This invention relates to techniques for measuring nonlinearity in the operation of transmission systems and, in particular, to an arrangement and a method of precisely measuring selected intermodulation distortion products produced by noise loading of individual components, such as repeaters designed for high capacity, wide bandwidth transmission systems or any portion of such systems.
A conventional technique of testing an entire channel of a transmission system for nonlinear operation is by measuring the intermodulation distortion in the output signal of the channel introduced by the nonlinearity of the channel. This technique is generally known as noise loading and entails a source of random noise signals which are initially lowpass filtered. The filtered noise signal has statistical properties similar to an actual message load of several independent signals and is used to simulate same. The output of the lowpass filter is then band elimination filtered somewhere within the pass-band of the channel to provide at least one quiet band or notch in the filtered noise signal. When the latter signal is applied to the channel, nonlinear operation of the channel produces intermodulation distortion products some of which appear in the frequency band of the notch. Generally, these distortion products are dominantly second and third order products and to a much lesser extent higher orders of intermodulation distortion. Those distortion products in the frequency band of the notch, typically both second and third order distortion products, are selected from the signal output of the channel by a passband filter designed to pass signals at selected frequencies in the band of the notch. Some form of detector is used to measure the level of the distortion products and indicate the amount of non-linearity of the channel under test.

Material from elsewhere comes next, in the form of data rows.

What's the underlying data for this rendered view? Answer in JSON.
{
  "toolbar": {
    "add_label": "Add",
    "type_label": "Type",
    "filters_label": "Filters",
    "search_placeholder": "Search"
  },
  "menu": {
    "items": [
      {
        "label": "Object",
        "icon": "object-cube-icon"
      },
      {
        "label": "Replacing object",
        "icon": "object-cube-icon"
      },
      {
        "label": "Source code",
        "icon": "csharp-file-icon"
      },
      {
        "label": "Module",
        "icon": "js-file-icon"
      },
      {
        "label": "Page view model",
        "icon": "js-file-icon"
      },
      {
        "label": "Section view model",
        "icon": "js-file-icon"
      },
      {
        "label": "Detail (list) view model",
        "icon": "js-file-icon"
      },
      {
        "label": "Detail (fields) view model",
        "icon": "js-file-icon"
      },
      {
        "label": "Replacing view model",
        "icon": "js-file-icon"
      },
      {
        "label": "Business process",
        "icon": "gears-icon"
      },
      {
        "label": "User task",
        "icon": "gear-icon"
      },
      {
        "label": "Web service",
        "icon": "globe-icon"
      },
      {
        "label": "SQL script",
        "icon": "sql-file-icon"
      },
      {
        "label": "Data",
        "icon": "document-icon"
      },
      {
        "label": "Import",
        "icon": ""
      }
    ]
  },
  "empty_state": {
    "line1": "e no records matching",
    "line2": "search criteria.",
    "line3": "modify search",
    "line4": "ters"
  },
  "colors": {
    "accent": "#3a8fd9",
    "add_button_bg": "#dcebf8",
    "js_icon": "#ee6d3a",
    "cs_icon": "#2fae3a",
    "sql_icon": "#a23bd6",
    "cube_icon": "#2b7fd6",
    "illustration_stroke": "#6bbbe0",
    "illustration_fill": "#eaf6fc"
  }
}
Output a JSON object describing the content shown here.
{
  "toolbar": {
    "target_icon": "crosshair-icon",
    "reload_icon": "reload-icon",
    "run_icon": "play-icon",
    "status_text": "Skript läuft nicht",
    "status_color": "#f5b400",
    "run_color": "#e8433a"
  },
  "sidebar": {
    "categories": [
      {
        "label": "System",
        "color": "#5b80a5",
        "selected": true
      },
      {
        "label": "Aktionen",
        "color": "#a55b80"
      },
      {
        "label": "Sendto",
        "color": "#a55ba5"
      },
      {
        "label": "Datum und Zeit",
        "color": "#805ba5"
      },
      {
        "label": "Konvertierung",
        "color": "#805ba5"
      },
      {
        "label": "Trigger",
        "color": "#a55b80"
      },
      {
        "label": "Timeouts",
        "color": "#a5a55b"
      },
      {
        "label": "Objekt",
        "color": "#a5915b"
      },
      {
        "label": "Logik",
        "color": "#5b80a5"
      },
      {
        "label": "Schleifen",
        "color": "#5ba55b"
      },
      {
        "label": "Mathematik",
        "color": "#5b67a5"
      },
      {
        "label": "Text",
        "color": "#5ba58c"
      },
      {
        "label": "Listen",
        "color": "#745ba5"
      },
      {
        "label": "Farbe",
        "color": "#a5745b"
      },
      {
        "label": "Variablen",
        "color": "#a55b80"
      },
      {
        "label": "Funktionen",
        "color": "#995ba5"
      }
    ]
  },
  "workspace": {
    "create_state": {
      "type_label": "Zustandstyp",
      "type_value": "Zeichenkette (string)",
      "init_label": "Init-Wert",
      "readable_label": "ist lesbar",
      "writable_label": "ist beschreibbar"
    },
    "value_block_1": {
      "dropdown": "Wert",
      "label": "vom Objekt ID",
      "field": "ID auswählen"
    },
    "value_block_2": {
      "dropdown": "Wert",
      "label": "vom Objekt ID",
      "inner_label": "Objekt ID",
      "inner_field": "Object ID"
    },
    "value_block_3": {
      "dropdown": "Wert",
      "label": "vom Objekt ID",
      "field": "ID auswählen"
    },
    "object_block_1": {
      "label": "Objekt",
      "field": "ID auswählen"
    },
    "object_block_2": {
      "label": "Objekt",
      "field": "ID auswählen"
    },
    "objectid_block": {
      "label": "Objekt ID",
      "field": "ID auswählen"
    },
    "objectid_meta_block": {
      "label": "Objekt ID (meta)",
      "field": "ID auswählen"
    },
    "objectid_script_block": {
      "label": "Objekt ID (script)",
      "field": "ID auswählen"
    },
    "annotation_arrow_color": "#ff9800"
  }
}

Although the conventional noise loading approach is usually adequate for high intensity or readily detectable intermodulation distortion products such as encountered when evaluating overall channel performance, this technique is unsuitable for low intensity intermodulation distortion products at levels that are substantially less than ambient thermal noise levels. Low intensity intermodulation distortion products, which contribute to the overall distortion of the channel, are generally the contribution of segments or portions of the channel, for example, active components such as repeaters.
In order to increase the strength of the distortion products selected by filtering relative to the ambient noise, a process called signal averaging is used which requires a noise that is periodic. Successive sampling of the periodic signal at the same phase in the cycle enables detection of intermodulation products at levels substantially less than the ambient thermal noise level. Since the thermal noise is not periodic its contribution to the detected signal diminishes with successive samples while the intermodulation distortion products remain constant. Typically, a pseudorandom noise generator, which is a shift register with feedback, produces a random like signal that is periodic. This signal is lowpass filtered to provide a normal or Gaussian amplitude distribution of spectral components. The Gaussian distribution is desirable to produce a noise loading signal that closely resembles an actual message signal load transmitted by the system to simulate operating conditions. Substantial conformity to a Gaussian distribution requires the cutoff frequency of the lowpass filter to be at least an order of magnitude below the clock frequency which operates the shift register in the pseudorandom noise source. Because of the foregoing relationship, present shift registers do not operate fast enough to provide a Gaussian type noise signal which simulates a message load for a wideband transmission channel (e.g., bandwidths of 1 to 150 MHZ or more).
Another disadvantage is that the conventional technique is not able to resolve the third order intermodulation distortion from the usually much more intense second order distortion produced when a wideband noise loading signal is subjected to minor nonlinearities of individual transmission components. Throughout a transmission system, third order distortion is coherent and therefore cumulatively increases as the number of serial repeaters employed in the system increases, while second order distortion remains more or less constant. Thus, separate evaluation of the third order distortion produced in the presence of second order distortion by each individual repeater is essential to predict overall performance of a transmission system. Such a system may be a submarine cable system or a single-sideband cable radio transmission system. Accurate evaluation of component nonlinearity also requires a testing arrangement with a sensitivity about 50 times greater than such a test on an overall system.
An object of this invention is to obtain accurate measurements of intermodulation distortion products of low intensity typically produced by individual system components of transmission systems.
A related object is to provide a periodic pseudorandom noise signal having a high density spectrum over a broad bandwidth that emulates Gaussian distributions in both the frequency domain and time domain.
A related object is to separate different orders of intermodulation distortion products so their individual intensity can be measured which would otherwise coincide in frequency due to the high spectral density and broad bandwidth properties of noise loading signals required to simulate broadband transmission signals.